My apartment is number 315. I assumed that would be the third floor, as it would be in America. But I remembered Alla Alexandrovna reminding me in the morning that it was actually the fourth floor. I reasoned to myself that maybe there aren’t apartments on the first floor, so that makes sense. So I go to the fourth floor. Outside the elevator is another locked door. My outside the elevator key, a small key with bumps on the handle, didn’t work in this door. Then I noticed something curious – there is an intercom outside of every outside the elevator door for each apartment behind the door. The apartments listed were in the 250s. That was odd… why would a 200 apartment be on the fourth floor? So I thought perhaps it wasn’t organized by floor as in America, but rather by section. Perhaps if you went through one door you got to the 100s, another door the 200s, etc. So I had found myself in the 200 section and needed to find the 300 section. I felt very clever. So I went back downstairs, out the door, and around the corner to the next entrance. But my round circle didn’t make the door beep. Instead the door buzzed angrily. Something was amiss. Maybe that first door was my entrance after all?

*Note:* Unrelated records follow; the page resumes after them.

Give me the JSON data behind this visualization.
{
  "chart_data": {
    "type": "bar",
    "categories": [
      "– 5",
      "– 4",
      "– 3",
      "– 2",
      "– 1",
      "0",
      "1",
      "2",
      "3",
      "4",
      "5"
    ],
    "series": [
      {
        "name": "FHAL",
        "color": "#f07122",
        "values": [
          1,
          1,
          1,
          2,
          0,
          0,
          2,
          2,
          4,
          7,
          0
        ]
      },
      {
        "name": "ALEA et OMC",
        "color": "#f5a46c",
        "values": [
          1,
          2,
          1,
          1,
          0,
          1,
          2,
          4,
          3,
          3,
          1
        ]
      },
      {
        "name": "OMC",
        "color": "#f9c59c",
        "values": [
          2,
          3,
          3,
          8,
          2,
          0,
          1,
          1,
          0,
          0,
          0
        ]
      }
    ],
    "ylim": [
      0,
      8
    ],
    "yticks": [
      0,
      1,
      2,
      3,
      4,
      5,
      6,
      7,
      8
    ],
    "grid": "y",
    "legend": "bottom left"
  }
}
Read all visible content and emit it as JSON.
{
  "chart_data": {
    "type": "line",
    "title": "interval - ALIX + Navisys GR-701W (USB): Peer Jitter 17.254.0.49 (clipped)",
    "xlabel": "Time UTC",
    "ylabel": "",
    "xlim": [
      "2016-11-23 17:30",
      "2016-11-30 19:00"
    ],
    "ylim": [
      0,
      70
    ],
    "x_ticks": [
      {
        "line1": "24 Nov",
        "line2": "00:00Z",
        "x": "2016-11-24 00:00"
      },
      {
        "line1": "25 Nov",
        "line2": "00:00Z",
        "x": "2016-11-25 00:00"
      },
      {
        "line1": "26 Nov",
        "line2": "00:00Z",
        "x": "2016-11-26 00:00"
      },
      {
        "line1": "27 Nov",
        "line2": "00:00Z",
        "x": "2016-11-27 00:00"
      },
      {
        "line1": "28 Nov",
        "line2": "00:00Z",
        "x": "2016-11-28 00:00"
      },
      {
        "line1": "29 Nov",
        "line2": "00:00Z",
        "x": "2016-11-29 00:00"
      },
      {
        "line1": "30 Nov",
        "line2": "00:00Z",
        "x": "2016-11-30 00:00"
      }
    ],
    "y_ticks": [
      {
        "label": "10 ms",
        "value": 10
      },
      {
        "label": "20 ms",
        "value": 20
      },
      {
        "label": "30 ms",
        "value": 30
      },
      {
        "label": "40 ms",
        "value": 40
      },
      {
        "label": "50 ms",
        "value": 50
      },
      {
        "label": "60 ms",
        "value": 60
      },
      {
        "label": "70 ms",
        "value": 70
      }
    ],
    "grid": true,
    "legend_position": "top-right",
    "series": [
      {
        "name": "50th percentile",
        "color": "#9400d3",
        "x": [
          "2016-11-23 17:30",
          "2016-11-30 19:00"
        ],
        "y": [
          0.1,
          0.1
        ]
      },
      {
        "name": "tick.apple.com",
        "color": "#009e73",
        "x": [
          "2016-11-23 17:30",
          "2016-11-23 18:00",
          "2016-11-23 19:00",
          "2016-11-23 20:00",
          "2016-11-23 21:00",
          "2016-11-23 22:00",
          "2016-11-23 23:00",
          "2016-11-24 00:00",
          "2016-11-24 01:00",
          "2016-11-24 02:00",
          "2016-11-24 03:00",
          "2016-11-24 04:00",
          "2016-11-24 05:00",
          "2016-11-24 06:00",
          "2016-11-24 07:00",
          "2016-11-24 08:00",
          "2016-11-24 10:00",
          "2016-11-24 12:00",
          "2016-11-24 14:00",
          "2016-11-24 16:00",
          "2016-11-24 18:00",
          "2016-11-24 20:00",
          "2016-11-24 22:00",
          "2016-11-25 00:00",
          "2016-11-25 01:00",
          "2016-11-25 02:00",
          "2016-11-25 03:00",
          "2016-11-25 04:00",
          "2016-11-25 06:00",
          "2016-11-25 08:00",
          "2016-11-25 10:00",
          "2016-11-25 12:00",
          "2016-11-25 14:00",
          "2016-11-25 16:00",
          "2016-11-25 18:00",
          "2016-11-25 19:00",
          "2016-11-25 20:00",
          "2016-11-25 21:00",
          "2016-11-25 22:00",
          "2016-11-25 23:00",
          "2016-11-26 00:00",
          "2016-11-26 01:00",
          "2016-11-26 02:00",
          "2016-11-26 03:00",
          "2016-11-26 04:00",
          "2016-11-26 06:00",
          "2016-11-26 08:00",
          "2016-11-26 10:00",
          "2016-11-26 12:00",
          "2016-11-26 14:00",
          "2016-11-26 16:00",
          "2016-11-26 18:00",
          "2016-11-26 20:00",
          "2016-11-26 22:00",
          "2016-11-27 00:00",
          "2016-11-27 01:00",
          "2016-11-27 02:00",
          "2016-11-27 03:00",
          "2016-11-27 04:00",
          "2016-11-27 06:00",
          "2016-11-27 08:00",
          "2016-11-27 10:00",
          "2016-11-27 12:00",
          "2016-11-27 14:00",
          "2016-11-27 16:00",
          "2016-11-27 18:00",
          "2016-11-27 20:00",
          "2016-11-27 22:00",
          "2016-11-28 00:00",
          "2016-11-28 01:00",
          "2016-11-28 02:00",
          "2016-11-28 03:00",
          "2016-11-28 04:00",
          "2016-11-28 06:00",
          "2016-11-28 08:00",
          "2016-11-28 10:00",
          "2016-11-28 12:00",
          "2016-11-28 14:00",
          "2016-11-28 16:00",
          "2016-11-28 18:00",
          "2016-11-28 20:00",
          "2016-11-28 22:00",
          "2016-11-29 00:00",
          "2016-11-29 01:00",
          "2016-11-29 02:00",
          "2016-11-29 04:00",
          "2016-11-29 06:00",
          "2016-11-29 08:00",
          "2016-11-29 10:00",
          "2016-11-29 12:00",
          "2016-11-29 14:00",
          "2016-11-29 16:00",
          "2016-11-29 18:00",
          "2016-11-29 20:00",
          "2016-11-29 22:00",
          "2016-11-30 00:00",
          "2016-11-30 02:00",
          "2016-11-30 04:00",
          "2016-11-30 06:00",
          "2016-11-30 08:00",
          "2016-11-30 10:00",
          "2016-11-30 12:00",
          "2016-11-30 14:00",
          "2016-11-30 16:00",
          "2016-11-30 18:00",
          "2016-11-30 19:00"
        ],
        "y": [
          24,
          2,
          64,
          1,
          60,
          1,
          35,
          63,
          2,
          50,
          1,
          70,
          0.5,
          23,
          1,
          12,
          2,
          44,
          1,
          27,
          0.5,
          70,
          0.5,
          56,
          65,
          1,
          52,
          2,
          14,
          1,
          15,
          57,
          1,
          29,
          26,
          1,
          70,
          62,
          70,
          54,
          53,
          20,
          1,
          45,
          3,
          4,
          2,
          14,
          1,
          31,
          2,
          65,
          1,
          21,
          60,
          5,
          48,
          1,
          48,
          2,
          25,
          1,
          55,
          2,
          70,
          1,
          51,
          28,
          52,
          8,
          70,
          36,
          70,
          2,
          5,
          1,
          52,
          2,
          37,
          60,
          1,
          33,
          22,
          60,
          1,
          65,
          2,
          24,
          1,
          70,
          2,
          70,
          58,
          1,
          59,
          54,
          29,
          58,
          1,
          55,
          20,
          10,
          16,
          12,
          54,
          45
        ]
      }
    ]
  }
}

I slowly and confusedly went back to the original slightly-less-unfamiliar-looking-door. I made the door beep and went back into the lift, trying to figure out what the heck to do next. I had found the metro station, I had found the street, I had found the building; how was it possible that after all that I couldn’t find my apartment? I was in my building for crying out loud! Then it hit me: the numbers don’t make any sense at all and get bigger as you go up. So on the fourth floor are the 250s, and on the fifth the 260s, etc. I knew I remembered Alla Alexandrovna saying something about four and floor, and so I decided to try the fourteenth. Success! There was apt. 315 written on the intercom. Now all that was between me and home was the smallish bumpy key through the outside the elevator door, then the long pole key with a single tooth which, if you twist it in a particular combination of ways and pray to the right gods will unlock the top lock of the apartment’s outside door, then the smallish smooth key that would unlock the bottom lock of the apartment’s outside door, then the long pole key with two bumpy teeth for the top lock of the inside apartment door, then the long key with the holes in the pole that would unlock the bottom lock of the apartment door. So, naturally, I rang the buzzer so that Alla Alexandrovna would unlock all of the above-mentioned impediments to my arriving at home and let me in.

And after my long trek home after a long day in the city, I was ravenous. Which I think made Alla Alexandrovna very happy.